Discover Louise Bourgeois’s paintings as part of the Belvedere’s three-hundred-year jubilee. The Belvedere dedicates a major solo exhibition to an artist who, like virtually no other, has shaped the art of today.

Presented in the Baroque galleries of the Lower Belvedere, Louise Bourgeois’s paintings from the 1940s are placed in dialogue with a selection of sculptures, installations, drawings, and prints from all periods of her storied career.

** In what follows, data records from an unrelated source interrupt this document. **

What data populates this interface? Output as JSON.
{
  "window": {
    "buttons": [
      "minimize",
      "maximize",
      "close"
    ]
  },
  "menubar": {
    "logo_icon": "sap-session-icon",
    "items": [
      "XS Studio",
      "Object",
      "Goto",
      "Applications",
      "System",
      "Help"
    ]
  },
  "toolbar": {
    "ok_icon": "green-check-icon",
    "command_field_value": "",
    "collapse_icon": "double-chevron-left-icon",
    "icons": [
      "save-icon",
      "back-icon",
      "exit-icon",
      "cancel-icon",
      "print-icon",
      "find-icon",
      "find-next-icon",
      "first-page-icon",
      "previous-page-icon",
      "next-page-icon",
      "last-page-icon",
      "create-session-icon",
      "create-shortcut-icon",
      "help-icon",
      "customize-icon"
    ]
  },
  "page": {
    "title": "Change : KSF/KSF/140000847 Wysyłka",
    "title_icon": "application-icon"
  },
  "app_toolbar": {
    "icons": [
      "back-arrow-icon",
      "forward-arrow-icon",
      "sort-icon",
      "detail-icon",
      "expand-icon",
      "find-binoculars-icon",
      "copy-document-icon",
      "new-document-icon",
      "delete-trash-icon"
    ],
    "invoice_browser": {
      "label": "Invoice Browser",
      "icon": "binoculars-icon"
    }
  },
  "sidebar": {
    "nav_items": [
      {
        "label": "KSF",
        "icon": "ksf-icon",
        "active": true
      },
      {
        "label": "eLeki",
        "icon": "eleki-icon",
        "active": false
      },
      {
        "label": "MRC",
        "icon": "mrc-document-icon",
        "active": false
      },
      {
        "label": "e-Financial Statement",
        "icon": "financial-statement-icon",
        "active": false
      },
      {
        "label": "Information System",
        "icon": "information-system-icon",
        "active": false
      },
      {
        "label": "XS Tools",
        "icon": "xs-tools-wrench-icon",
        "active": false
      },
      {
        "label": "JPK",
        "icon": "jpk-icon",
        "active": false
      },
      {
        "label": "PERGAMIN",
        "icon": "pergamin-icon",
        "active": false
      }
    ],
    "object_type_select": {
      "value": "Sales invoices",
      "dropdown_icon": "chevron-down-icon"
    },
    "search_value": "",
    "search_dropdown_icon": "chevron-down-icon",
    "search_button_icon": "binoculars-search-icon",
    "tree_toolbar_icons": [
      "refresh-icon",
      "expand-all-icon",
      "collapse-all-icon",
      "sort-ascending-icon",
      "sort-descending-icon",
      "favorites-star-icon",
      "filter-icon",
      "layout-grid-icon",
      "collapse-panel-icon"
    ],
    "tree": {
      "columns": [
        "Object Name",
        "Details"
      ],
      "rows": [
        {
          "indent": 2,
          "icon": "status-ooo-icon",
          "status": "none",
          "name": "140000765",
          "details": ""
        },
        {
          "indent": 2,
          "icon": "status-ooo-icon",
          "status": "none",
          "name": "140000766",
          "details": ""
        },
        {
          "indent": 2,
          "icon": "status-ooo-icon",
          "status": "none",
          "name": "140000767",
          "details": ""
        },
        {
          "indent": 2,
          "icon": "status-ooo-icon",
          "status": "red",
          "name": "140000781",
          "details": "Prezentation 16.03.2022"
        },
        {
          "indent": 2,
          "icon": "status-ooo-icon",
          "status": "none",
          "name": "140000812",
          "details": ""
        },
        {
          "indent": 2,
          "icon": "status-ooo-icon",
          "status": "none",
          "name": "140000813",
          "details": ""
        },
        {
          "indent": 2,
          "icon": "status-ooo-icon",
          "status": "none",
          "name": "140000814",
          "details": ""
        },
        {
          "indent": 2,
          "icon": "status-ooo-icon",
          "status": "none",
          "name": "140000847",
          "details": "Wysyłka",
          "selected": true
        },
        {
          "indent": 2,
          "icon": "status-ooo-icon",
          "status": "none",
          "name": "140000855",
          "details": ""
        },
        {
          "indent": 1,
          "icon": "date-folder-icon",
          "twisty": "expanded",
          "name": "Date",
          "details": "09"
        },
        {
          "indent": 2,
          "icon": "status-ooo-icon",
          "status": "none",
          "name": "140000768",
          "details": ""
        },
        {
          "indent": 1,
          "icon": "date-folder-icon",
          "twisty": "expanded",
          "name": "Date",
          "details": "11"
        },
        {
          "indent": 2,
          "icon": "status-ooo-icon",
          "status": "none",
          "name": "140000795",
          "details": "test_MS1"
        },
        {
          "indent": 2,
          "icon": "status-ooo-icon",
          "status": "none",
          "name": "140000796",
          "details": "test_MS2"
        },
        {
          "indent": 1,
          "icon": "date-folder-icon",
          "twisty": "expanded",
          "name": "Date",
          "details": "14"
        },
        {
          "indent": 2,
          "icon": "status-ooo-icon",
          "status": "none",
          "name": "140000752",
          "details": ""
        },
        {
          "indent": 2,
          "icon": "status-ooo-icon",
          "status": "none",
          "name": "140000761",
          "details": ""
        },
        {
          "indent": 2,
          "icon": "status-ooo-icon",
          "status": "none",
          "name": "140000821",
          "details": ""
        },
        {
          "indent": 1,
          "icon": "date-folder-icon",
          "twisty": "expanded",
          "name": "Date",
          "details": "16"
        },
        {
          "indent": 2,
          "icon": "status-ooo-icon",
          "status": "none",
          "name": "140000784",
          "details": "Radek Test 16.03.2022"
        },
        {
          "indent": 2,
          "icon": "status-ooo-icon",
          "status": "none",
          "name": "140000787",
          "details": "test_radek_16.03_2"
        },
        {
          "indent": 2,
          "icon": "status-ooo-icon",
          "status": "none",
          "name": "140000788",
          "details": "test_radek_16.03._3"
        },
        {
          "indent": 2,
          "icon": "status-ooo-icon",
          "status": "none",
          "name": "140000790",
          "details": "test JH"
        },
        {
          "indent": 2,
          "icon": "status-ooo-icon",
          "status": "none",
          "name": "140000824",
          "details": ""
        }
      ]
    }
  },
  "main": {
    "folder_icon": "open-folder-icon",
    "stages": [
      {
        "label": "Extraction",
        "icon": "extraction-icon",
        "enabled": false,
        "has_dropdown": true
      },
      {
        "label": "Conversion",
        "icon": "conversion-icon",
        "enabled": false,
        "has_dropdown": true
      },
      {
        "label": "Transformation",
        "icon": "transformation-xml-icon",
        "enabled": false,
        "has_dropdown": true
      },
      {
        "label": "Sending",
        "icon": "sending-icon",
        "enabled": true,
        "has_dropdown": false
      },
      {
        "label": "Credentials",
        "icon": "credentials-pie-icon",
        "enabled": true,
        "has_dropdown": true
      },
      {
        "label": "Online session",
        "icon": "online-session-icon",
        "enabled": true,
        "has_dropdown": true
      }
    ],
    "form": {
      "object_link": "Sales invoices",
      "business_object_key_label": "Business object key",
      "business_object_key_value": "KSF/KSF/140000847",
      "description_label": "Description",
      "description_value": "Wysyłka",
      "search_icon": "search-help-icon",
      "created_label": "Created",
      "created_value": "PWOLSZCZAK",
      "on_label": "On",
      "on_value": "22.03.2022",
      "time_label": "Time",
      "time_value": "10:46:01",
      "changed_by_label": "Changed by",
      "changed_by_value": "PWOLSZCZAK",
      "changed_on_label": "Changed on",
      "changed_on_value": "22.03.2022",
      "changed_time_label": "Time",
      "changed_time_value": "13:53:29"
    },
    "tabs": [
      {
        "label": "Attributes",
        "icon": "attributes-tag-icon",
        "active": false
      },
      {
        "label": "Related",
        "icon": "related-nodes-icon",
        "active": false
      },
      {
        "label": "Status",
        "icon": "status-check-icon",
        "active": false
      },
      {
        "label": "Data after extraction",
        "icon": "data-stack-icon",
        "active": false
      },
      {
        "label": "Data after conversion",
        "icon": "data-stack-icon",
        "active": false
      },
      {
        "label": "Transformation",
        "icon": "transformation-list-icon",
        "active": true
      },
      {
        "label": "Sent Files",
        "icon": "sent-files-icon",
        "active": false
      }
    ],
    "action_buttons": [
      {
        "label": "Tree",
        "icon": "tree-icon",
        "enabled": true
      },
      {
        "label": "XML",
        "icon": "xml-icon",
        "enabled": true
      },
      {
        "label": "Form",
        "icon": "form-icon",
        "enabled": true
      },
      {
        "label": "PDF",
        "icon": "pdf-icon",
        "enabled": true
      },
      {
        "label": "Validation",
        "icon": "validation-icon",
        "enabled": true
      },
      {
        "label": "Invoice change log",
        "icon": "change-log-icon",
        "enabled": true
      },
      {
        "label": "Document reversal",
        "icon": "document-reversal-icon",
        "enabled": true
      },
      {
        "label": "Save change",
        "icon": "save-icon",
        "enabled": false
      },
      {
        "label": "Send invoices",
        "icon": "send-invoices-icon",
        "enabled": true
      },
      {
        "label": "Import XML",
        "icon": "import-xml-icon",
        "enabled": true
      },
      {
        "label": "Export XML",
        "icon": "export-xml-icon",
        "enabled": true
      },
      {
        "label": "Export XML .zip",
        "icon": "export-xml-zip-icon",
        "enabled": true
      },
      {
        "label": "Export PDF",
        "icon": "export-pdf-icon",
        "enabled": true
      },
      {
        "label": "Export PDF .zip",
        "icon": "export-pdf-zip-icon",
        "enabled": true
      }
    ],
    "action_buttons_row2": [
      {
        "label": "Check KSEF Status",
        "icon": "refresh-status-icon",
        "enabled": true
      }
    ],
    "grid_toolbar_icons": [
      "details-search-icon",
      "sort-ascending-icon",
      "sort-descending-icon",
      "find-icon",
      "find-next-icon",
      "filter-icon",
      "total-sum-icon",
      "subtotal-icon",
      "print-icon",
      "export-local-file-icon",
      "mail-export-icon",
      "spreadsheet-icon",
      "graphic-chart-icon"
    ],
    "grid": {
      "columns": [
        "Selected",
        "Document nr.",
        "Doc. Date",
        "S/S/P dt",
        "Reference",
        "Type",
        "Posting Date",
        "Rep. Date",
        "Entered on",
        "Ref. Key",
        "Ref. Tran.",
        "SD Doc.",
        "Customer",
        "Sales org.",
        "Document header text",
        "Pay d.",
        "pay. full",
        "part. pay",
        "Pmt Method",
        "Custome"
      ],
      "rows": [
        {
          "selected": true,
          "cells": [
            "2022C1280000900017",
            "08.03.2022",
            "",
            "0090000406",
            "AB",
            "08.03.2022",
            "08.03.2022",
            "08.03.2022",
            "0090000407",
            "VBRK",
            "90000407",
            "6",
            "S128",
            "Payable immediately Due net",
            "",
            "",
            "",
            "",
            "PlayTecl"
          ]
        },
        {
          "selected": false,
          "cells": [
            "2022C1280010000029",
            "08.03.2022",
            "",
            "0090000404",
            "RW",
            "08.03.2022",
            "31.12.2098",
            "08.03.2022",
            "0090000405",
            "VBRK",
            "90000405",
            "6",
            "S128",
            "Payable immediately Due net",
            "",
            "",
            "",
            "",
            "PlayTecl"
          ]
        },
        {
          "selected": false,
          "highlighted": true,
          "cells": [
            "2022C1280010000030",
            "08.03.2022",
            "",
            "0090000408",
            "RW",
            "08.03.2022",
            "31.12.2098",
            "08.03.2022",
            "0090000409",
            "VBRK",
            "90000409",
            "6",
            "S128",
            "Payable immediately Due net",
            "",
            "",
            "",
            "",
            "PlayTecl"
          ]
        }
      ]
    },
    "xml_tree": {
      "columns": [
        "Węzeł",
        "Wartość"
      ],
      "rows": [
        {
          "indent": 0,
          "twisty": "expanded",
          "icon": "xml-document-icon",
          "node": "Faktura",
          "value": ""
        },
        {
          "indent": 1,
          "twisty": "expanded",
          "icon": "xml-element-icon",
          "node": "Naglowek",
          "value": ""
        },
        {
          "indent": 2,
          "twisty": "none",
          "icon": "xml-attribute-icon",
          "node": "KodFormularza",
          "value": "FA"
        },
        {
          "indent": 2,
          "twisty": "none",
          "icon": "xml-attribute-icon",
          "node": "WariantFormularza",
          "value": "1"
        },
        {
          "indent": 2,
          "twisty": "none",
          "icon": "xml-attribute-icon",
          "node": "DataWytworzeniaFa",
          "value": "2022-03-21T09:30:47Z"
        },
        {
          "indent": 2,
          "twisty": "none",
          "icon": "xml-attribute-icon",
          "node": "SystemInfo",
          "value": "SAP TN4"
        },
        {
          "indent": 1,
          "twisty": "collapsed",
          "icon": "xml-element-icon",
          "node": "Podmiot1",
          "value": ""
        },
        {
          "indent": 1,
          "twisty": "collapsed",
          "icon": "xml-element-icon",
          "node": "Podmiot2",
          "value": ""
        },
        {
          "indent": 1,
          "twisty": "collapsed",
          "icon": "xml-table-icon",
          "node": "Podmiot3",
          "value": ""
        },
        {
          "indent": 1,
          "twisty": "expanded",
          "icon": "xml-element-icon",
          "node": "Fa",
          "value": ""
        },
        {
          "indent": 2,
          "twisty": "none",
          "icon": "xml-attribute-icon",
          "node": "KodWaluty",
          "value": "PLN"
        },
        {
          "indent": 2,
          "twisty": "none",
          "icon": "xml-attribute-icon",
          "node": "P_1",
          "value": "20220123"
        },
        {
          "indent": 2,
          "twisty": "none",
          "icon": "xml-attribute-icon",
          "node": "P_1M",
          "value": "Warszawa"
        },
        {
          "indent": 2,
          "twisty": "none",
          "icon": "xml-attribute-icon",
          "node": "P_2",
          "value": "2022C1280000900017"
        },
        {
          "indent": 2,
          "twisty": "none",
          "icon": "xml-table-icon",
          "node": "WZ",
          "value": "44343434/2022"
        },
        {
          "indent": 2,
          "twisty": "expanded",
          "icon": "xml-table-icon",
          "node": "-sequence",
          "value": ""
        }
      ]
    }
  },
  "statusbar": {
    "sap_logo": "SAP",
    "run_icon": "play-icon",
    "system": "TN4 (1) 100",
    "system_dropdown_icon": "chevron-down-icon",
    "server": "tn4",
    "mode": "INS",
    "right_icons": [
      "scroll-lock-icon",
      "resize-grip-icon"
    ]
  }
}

Louise Bourgeois, Untitled, 1947
Photo: Christopher Burke, © The Easton Foundation / Bildrecht, Vienna 2023
Collection Crystal Bridges Museum of American Art, Bentonville, Arkansas

Louise Bourgeois, Arch of Hysteria, 1993
Photo: Christopher Burke, © The Easton Foundation / Bildrecht, Vienna 2023

In an oeuvre which covered a wide range of formal and material experimentation, Bourgeois succeeded in expressing contradictory impulses and binary oppositions—figuration and abstraction, male and female, conscious and unconscious—within a single work. By the 1990s, she had won global renown for her artistic achievements, becoming famous for her monumental spider sculptures and room-sized Cells. But it was in her oil paintings made between 1938 and 1949 that the French-American artist first developed the formal vocabulary and defined the thematic concerns that she would continue to explore over the following seven decades.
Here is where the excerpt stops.